The range scanning process designed based on the R-skiplist index comprises the following steps:
c1: firstly, a client sends a scanning request to a server;
c2: secondly, the server traverses the R-skiplist to find a first target data node;
c3: the server sends back to the client the address of the data block containing the first target data.
C4: the client accesses the data block directly using the returned address via RDMA. The process can not only save the data copy, but also avoid CPU occupation of server data transmission. In addition, since the first target data is found only on the server side, there is no conflict with the writing of other partitions.
Compared with the prior art, the invention has lower delay, higher bandwidth and data access throughput, reduces the communication time in remote access, greatly saves some network resources, and effectively avoids the occupation of a CPU (central processing unit) for data transmission of the server and the absence of conflict in writing.
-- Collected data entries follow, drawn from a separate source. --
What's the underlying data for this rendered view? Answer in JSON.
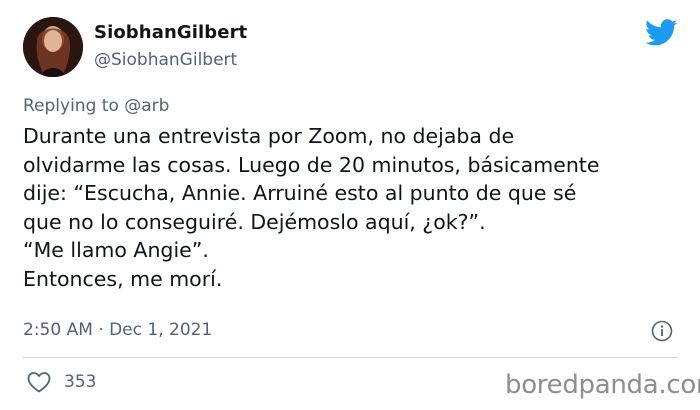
{
  "author": {
    "display_name": "SiobhanGilbert",
    "handle": "@SiobhanGilbert"
  },
  "reply": {
    "prefix": "Replying to ",
    "mention": "@arb"
  },
  "tweet": {
    "lines": [
      "Durante una entrevista por Zoom, no dejaba de",
      "olvidarme las cosas. Luego de 20 minutos, básicamente",
      "dije: “Escucha, Annie. Arruiné esto al punto de que sé",
      "que no lo conseguiré. Dejémoslo aquí, ¿ok?”.",
      "“Me llamo Angie”.",
      "Entonces, me morí."
    ]
  },
  "meta": {
    "timestamp": "2:50 AM · Dec 1, 2021"
  },
  "stats": {
    "likes": "353"
  },
  "watermark": {
    "text": "boredpanda.com"
  },
  "icons": {
    "brand": "twitter-bird-icon",
    "info": "info-icon",
    "like": "heart-icon"
  },
  "colors": {
    "twitter_blue": "#1d9bf0",
    "text_primary": "#0f1419",
    "text_secondary": "#536471",
    "divider": "#cfd9de",
    "watermark": "#8e8e8e"
  }
}
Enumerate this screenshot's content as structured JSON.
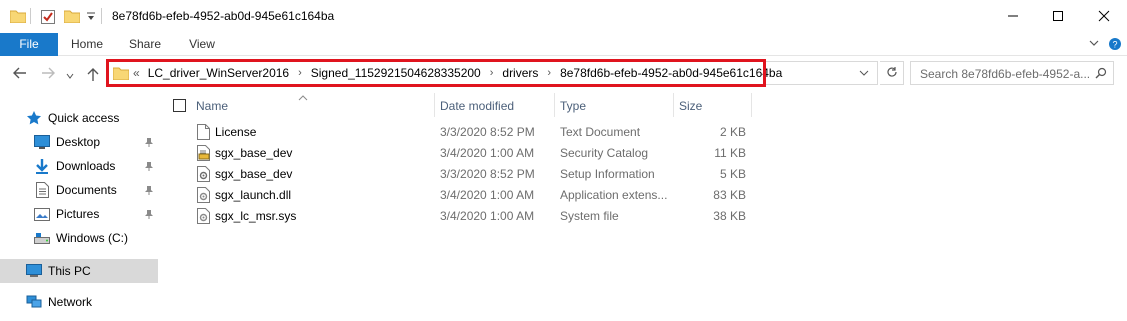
{
  "window": {
    "title": "8e78fd6b-efeb-4952-ab0d-945e61c164ba"
  },
  "ribbon": {
    "tabs": [
      {
        "label": "File"
      },
      {
        "label": "Home"
      },
      {
        "label": "Share"
      },
      {
        "label": "View"
      }
    ]
  },
  "address": {
    "lead": "«",
    "crumbs": [
      "LC_driver_WinServer2016",
      "Signed_1152921504628335200",
      "drivers",
      "8e78fd6b-efeb-4952-ab0d-945e61c164ba"
    ],
    "separator": "›",
    "highlight_color": "#e0141e"
  },
  "search": {
    "placeholder": "Search 8e78fd6b-efeb-4952-a..."
  },
  "navpane": {
    "quick_access": "Quick access",
    "items": [
      {
        "label": "Desktop",
        "icon": "desktop-icon",
        "pinned": true
      },
      {
        "label": "Downloads",
        "icon": "downloads-icon",
        "pinned": true
      },
      {
        "label": "Documents",
        "icon": "documents-icon",
        "pinned": true
      },
      {
        "label": "Pictures",
        "icon": "pictures-icon",
        "pinned": true
      },
      {
        "label": "Windows (C:)",
        "icon": "drive-icon",
        "pinned": false
      }
    ],
    "this_pc": "This PC",
    "network": "Network"
  },
  "columns": {
    "name": "Name",
    "date": "Date modified",
    "type": "Type",
    "size": "Size"
  },
  "files": [
    {
      "name": "License",
      "date": "3/3/2020 8:52 PM",
      "type": "Text Document",
      "size": "2 KB",
      "icon": "text-file-icon"
    },
    {
      "name": "sgx_base_dev",
      "date": "3/4/2020 1:00 AM",
      "type": "Security Catalog",
      "size": "11 KB",
      "icon": "catalog-file-icon"
    },
    {
      "name": "sgx_base_dev",
      "date": "3/3/2020 8:52 PM",
      "type": "Setup Information",
      "size": "5 KB",
      "icon": "setup-file-icon"
    },
    {
      "name": "sgx_launch.dll",
      "date": "3/4/2020 1:00 AM",
      "type": "Application extens...",
      "size": "83 KB",
      "icon": "dll-file-icon"
    },
    {
      "name": "sgx_lc_msr.sys",
      "date": "3/4/2020 1:00 AM",
      "type": "System file",
      "size": "38 KB",
      "icon": "sys-file-icon"
    }
  ],
  "colors": {
    "file_tab": "#1979ca",
    "selection_bg": "#d9d9d9",
    "header_text": "#4c607a"
  }
}
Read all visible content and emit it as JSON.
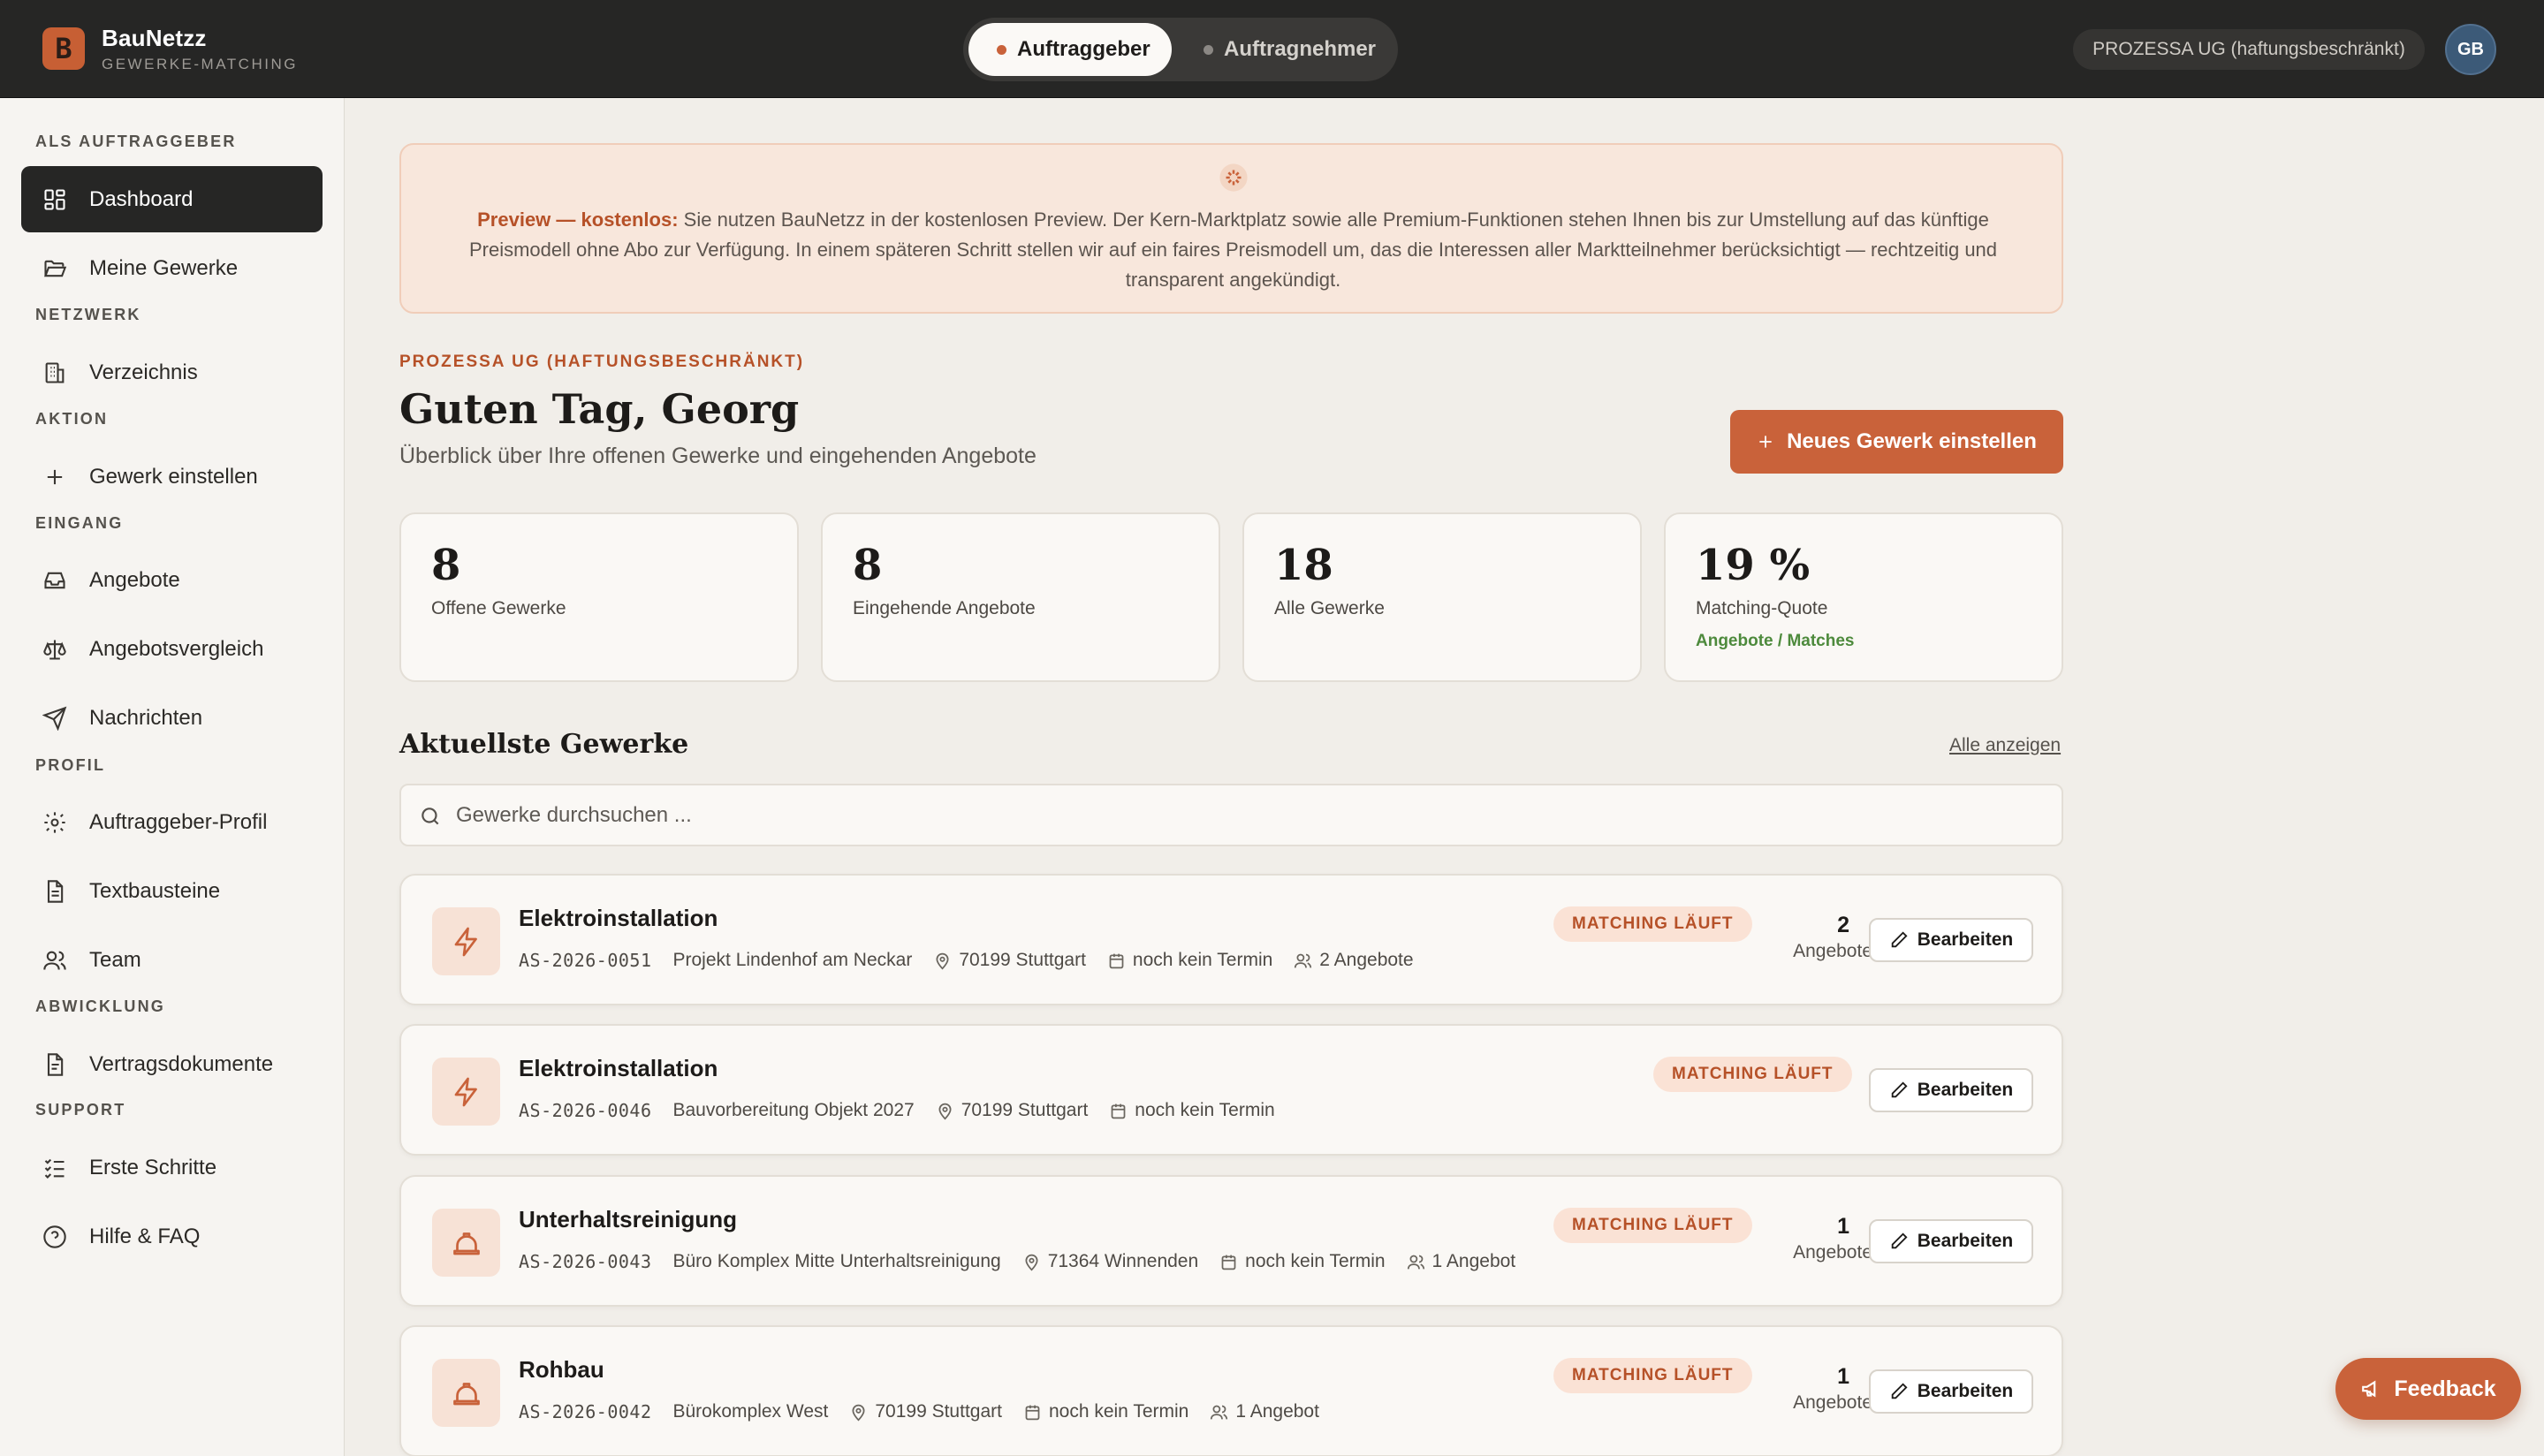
{
  "brand": {
    "name": "BauNetzz",
    "subtitle": "GEWERKE-MATCHING",
    "logo_letter": "B"
  },
  "role_toggle": {
    "active": "Auftraggeber",
    "inactive": "Auftragnehmer"
  },
  "header": {
    "org_chip": "PROZESSA UG (haftungsbeschränkt)",
    "avatar_initials": "GB"
  },
  "sidebar": {
    "sections": {
      "auftraggeber": "ALS AUFTRAGGEBER",
      "netzwerk": "NETZWERK",
      "aktion": "AKTION",
      "eingang": "EINGANG",
      "profil": "PROFIL",
      "abwicklung": "ABWICKLUNG",
      "support": "SUPPORT"
    },
    "items": {
      "dashboard": "Dashboard",
      "meine_gewerke": "Meine Gewerke",
      "verzeichnis": "Verzeichnis",
      "gewerk_einstellen": "Gewerk einstellen",
      "angebote": "Angebote",
      "angebotsvergleich": "Angebotsvergleich",
      "nachrichten": "Nachrichten",
      "auftraggeber_profil": "Auftraggeber-Profil",
      "textbausteine": "Textbausteine",
      "team": "Team",
      "vertragsdokumente": "Vertragsdokumente",
      "erste_schritte": "Erste Schritte",
      "hilfe_faq": "Hilfe & FAQ"
    }
  },
  "banner": {
    "lead": "Preview — kostenlos:",
    "text": "Sie nutzen BauNetzz in der kostenlosen Preview. Der Kern-Marktplatz sowie alle Premium-Funktionen stehen Ihnen bis zur Umstellung auf das künftige Preismodell ohne Abo zur Verfügung. In einem späteren Schritt stellen wir auf ein faires Preismodell um, das die Interessen aller Marktteilnehmer berücksichtigt — rechtzeitig und transparent angekündigt."
  },
  "page": {
    "org_label": "PROZESSA UG (HAFTUNGSBESCHRÄNKT)",
    "greeting": "Guten Tag, Georg",
    "subtitle": "Überblick über Ihre offenen Gewerke und eingehenden Angebote",
    "new_button": "Neues Gewerk einstellen"
  },
  "stats": [
    {
      "value": "8",
      "label": "Offene Gewerke"
    },
    {
      "value": "8",
      "label": "Eingehende Angebote"
    },
    {
      "value": "18",
      "label": "Alle Gewerke"
    },
    {
      "value": "19 %",
      "label": "Matching-Quote",
      "extra": "Angebote / Matches"
    }
  ],
  "recent": {
    "title": "Aktuellste Gewerke",
    "show_all": "Alle anzeigen",
    "search_placeholder": "Gewerke durchsuchen ..."
  },
  "gewerke": [
    {
      "icon": "lightning-icon",
      "title": "Elektroinstallation",
      "code": "AS-2026-0051",
      "project": "Projekt Lindenhof am Neckar",
      "location": "70199 Stuttgart",
      "date": "noch kein Termin",
      "offers_text": "2 Angebote",
      "status": "MATCHING LÄUFT",
      "offers_count": "2",
      "offers_label": "Angebote",
      "edit": "Bearbeiten"
    },
    {
      "icon": "lightning-icon",
      "title": "Elektroinstallation",
      "code": "AS-2026-0046",
      "project": "Bauvorbereitung Objekt 2027",
      "location": "70199 Stuttgart",
      "date": "noch kein Termin",
      "status": "MATCHING LÄUFT",
      "edit": "Bearbeiten"
    },
    {
      "icon": "hardhat-icon",
      "title": "Unterhaltsreinigung",
      "code": "AS-2026-0043",
      "project": "Büro Komplex Mitte Unterhaltsreinigung",
      "location": "71364 Winnenden",
      "date": "noch kein Termin",
      "offers_text": "1 Angebot",
      "status": "MATCHING LÄUFT",
      "offers_count": "1",
      "offers_label": "Angebote",
      "edit": "Bearbeiten"
    },
    {
      "icon": "hardhat-icon",
      "title": "Rohbau",
      "code": "AS-2026-0042",
      "project": "Bürokomplex West",
      "location": "70199 Stuttgart",
      "date": "noch kein Termin",
      "offers_text": "1 Angebot",
      "status": "MATCHING LÄUFT",
      "offers_count": "1",
      "offers_label": "Angebote",
      "edit": "Bearbeiten"
    }
  ],
  "feedback": {
    "label": "Feedback"
  },
  "colors": {
    "accent": "#c9623a",
    "dark": "#262625",
    "success": "#4d8a3c",
    "background": "#f1eee9"
  }
}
The design of the R-skip divides the skip into a number of blocks containing multiple nodes, then stores each block in a contiguous address, and an RDMA communication may fetch a block instead of a node. In the cluster, if a computer where the R-skip is located is called a Local node and other computers are called remote nodes, the Local-Access is accessing the R-skip on the Local node; Remote-Access is a Remote node directly accessing R-skip via RDMA, which can bypass the CPU of the local node to perform Remote Access. Meanwhile, network resources are limited, and the R-Skiplist adjusts the traditional Skiplist structure to reduce communication time in remote access, so that some network resources are saved. In addition, in practical applications, the reading operation is most frequent, when the local search result is large, copying and sending data in the traditional Skiplist mode consumes a large amount of CPU resources, and if the required data set is a plurality of partitions, the range query conflicts with the writing of other partitions. With the R-skip, the client can directly access the data block address of the first target data via RDMA. The process can not only save the data copy, but also avoid CPU occupation of server data transmission. Since we should only find the first target data at the server side, there is no conflict with the writes of other partitions.
Drawings
FIGS. 1-2 are schematic diagrams of data storage architectures according to the present invention;
FIG. 3 is a schematic design diagram of an R-skiplist jump table;
FIGS. 4 to 5 are schematic diagrams of an R-skiplist construction process;
FIG. 6 is a schematic diagram of a prior art range search scan process;
FIG. 7 is a diagram illustrating the R-skiplist range search scanning process.
Detailed Description
The present invention will be described in further detail with reference to specific examples.
Example 1
Referring to fig. 1, when the local access concurrency is high, the CPU of the local node becomes a performance bottleneck, causing many tasks to be blocked, and in order to improve performance, the blocked tasks are allocated to the remote node and the remote access is performed using the remaining bandwidth.
On the server, a background thread is used to check the CPU utilization, which can be reflected by the number of blocking tasks. If a high CPU load is detected, part of the read operation will be distributed to the client until CPU utilization drops. Here, the task scheduling process is not blind, and a scheduling strategy based on priority is designed to improve the performance to the maximum extent. Since the number of partitions is greater than the number of threads, there are some partitions without local thread service, and according to this phenomenon, read operations are classified into two categories: i.e., reading a partition that is not serviced by a local thread and reading a partition that is serviced by a local thread. For reading a partition without local thread service, the success rate of remote reading will be higher since it can be ensured that there is no conflict between the client and the server. Then the read has no local thread service assigned to the client first. In contrast, reads are serviced by a local thread at a lower priority than reads not serviced by a local thread because it may cause a conflict between the client and server, causing a remote read retry.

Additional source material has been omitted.